The current school must be torn down within a year; it will cost $600,000 to build a new school; another 60,000 to replace a ten-year old school van that barely makes it over the Kawangware dirt roads. The school survives on contributions from private citizens, the Life House Foundation in the US, and Christ Church of the Valley (San Dimas, CA), which helped establish Chosen Children as an NGO in 2004.
This school, part of network of 3 schools educating nearly 300 children in the nearby neighborhoods of Kawangware, Rirutta and Ngando, specifically nurtures kids who have been abandoned, orphaned, or raised by a parent or guardian with AIDS. Yet the school has seen remarkable success getting middle schoolers into qualifying exams for the best national and provincial high schools in the country. Last year five kids from CCP made it into University, but only one girl.
“The boys are challenged in the slums without father figures and get into trouble; some run away and find ‘father figures’ in the males that sell guns or drugs,” said Benard Okosh, a star teacher and educational coordinator for the program.
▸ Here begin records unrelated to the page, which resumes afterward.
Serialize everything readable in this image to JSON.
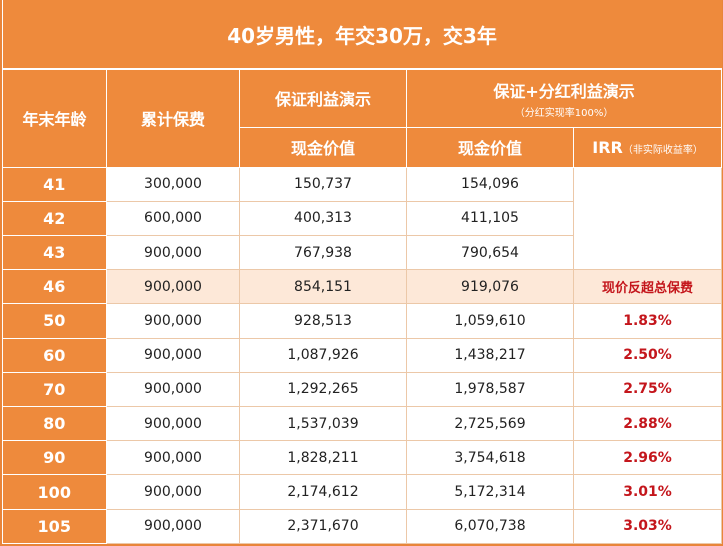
{
  "title": "40岁男性，年交30万，交3年",
  "headers": {
    "age": "年末年龄",
    "premium": "累计保费",
    "guaranteed": "保证利益演示",
    "dividend": "保证+分红利益演示",
    "dividend_sub": "（分红实现率100%）",
    "cash_value_1": "现金价值",
    "cash_value_2": "现金价值",
    "irr": "IRR",
    "irr_note": "（非实际收益率）"
  },
  "rows": [
    {
      "age": "41",
      "premium": "300,000",
      "guaranteed": "150,737",
      "dividend": "154,096",
      "irr": ""
    },
    {
      "age": "42",
      "premium": "600,000",
      "guaranteed": "400,313",
      "dividend": "411,105",
      "irr": ""
    },
    {
      "age": "43",
      "premium": "900,000",
      "guaranteed": "767,938",
      "dividend": "790,654",
      "irr": ""
    },
    {
      "age": "46",
      "premium": "900,000",
      "guaranteed": "854,151",
      "dividend": "919,076",
      "irr": "现价反超总保费"
    },
    {
      "age": "50",
      "premium": "900,000",
      "guaranteed": "928,513",
      "dividend": "1,059,610",
      "irr": "1.83%"
    },
    {
      "age": "60",
      "premium": "900,000",
      "guaranteed": "1,087,926",
      "dividend": "1,438,217",
      "irr": "2.50%"
    },
    {
      "age": "70",
      "premium": "900,000",
      "guaranteed": "1,292,265",
      "dividend": "1,978,587",
      "irr": "2.75%"
    },
    {
      "age": "80",
      "premium": "900,000",
      "guaranteed": "1,537,039",
      "dividend": "2,725,569",
      "irr": "2.88%"
    },
    {
      "age": "90",
      "premium": "900,000",
      "guaranteed": "1,828,211",
      "dividend": "3,754,618",
      "irr": "2.96%"
    },
    {
      "age": "100",
      "premium": "900,000",
      "guaranteed": "2,174,612",
      "dividend": "5,172,314",
      "irr": "3.01%"
    },
    {
      "age": "105",
      "premium": "900,000",
      "guaranteed": "2,371,670",
      "dividend": "6,070,738",
      "irr": "3.03%"
    }
  ],
  "colors": {
    "header_orange": "#ee8a3c",
    "highlight_row": "#fde8d8",
    "irr_red": "#c4161c"
  }
}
“Girls tend to do better than the boys,” Stella Mwangi rejoined. “The girls will not act out their problems in school, but they struggle with self-esteem, self-image and identity in relationships.” This may lead to higher drop-out rates and unwillingness or inability to imagine themselves going to college. Stella and Benard agree that more follow-up with girls must be done.
The school, however, gives every child access to professional counselors, meals and snacks, some medical care, and extra bags of food for needy families. But there isn’t enough money; and in many instances, strong religious belief and making do has to substitute for adequate support and firm plans for expansion.
Okay, so here’s my thought about this: What in the world is the Nairobi County government doing with its money that it can’t pave these roads, put people to work cleaning up garbage and installing sewage systems? Why can’t national government find money (or borrow from the Chinese?) to at least ensure that every child in Kawangware and the six other major slums in Nairobi get nourished properly? Even more, why aren’t charitable schools in the slums like Chosen Children getting more financial help?

I asked Stella this. “We’ve been waiting for the roads to be paved for at least three years,” she told me. In Nairobi County, “one has to be patient,” she said. There is only so much government money to go around. Some of it — perhaps quite a bit of it — is being stuffed into the wrong pockets.